Par LA LETTRE DES JURISTES D'AFFAIRES
Paru dans La Lettre des Juristes d'Affaires n°1347 du 23 avril 2018
Alexandra Berg-Moussa, associée et Renaud Christol, counsel, cabinet August Debouzy

La CJUE a considéré qu’une telle interdiction est appropriée et proportionnée à la protection de l’image de luxe des produits.

Le 28 février 20183, dans un litige engageant le réseau français de Coty, la Cour d’appel de Paris s’est alignée sur la position de la CJUE.

Coty avait assigné Showroomprivé (plateforme de e-commerce) pour vente de certains de ses parfums de luxe via son réseau de distribution sélective sans être agréée au réseau.

Showroomprivé soutenait être dans son droit, le réseau de distribution de Coty étant selon elle illégal en raison de plusieurs restrictions caractérisées par le règlement UE n°330/2010, notamment l’interdiction du recours à la vente internet via des plateformes ou places de marché.

Pour la Cour d’appel, la clause interdisant de commercer sur des plateformes tierces « est […] appropriée pour préserver l’image de luxe [des produits de Coty] et ne dépasse pas ce qui est nécessaire pour atteindre l’objectif poursuivi, car elle n’interdit pas de manière absolue aux distributeurs agréés de vendre sur Internet les produits contractuels ».

La solution est claire tant au niveau européen qu’au niveau national désormais : le fournisseur de produits de luxe peut en interdire la distribution sur des plateformes tierces4.

Néanmoins, la juridiction française, comme la CJUE, laisse deux questions en suspens, pourtant d’une particulière acuité pour les têtes de réseaux sélectifs.

La première est le cas où la plateforme tierce remplirait les critères sélectifs qualitatifs applicables au sein du réseau.

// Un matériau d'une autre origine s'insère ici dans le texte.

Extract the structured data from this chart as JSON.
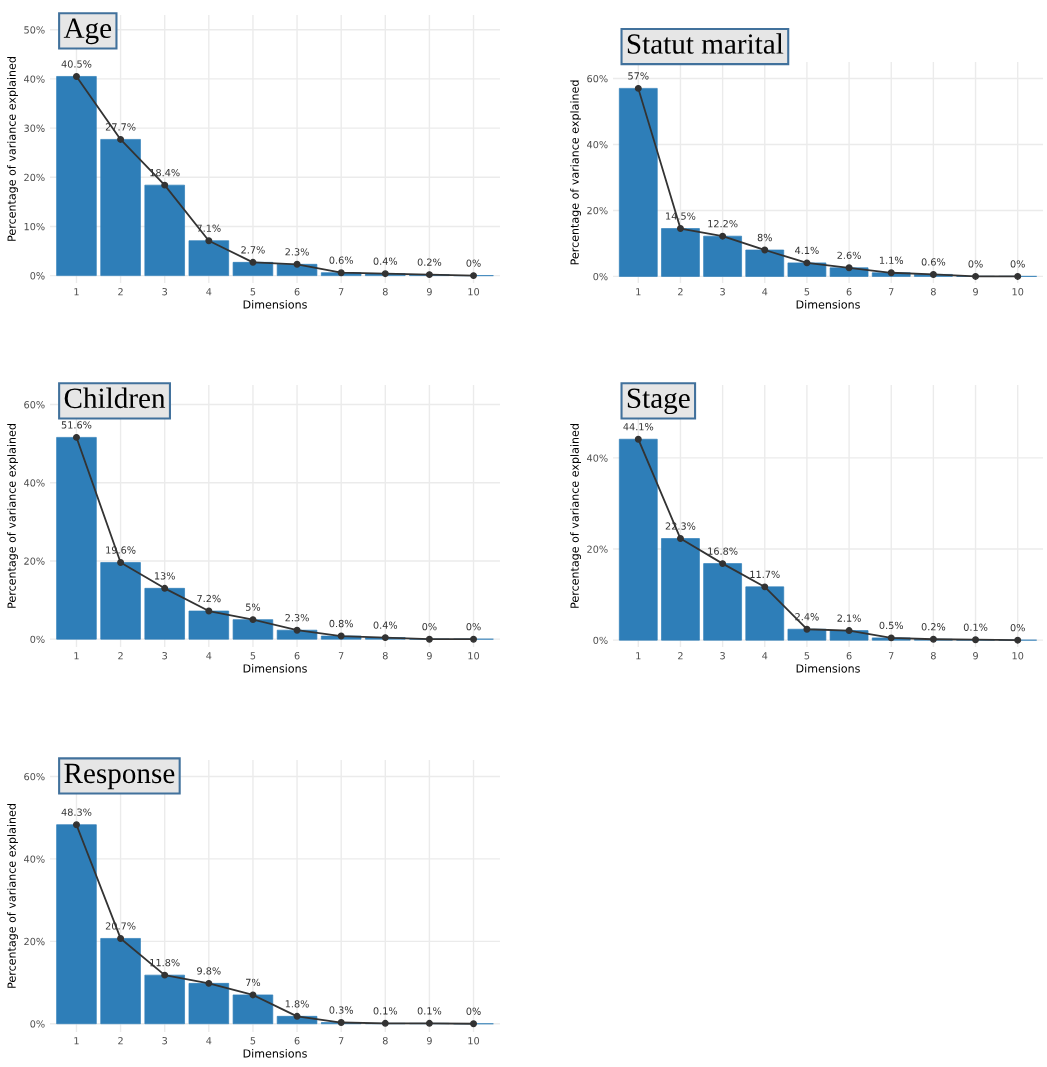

Ces critères devant être appliqués de façon non discriminatoire, la plateforme devrait être autorisée à distribuer les produits.

Il convient de rappeler à cet égard que l’Autorité de la concurrence française avait estimé, dès 2014, concernant la distribution de produits bruns5, « que les sites de places de marché avaient la capacité de satisfaire aux critères qualitatifs des produits ».

La seconde touche à l’essence de la distribution sélective. Ce mode de distribution est admis pour les produits de luxe mais également pour des produits de « haute qualité » ou de « haute technologie ». Ces derniers produits n’ont pas « d’image de luxe » telle que l’entendent la CJUE et la Cour d’appel de Paris.

Cela signifierait-il alors que les fournisseurs de ces produits ne pourraient pas en interdire la distribution sur des plateformes tierces ?

La DG Concurrence de la Commission Européenne n’est pas de cet avis. Selon elle6, l’arrêt Coty n’exclut pas qu’une interdiction des plateformes soit valable pour des produits de haute qualité ou de haute technologie. Il faudra cependant effectuer une « analyse au cas par cas » au regard des critères de Métro, en prenant en considération les « objectifs poursuivis » par l’interdiction et la position exprimée par la CJUE « relatives au caractère approprié et proportionné » qui seraient applicables à ces catégories de produits.

Certes la DG concurrence ajoute que l’interdiction des plateformes tierces ne serait pas une restriction de concurrence par objet mais la perspective d’analyses au cas par cas offre une sécurité juridique limitée aux têtes de réseaux de produits de haute qualité et de haute technologie.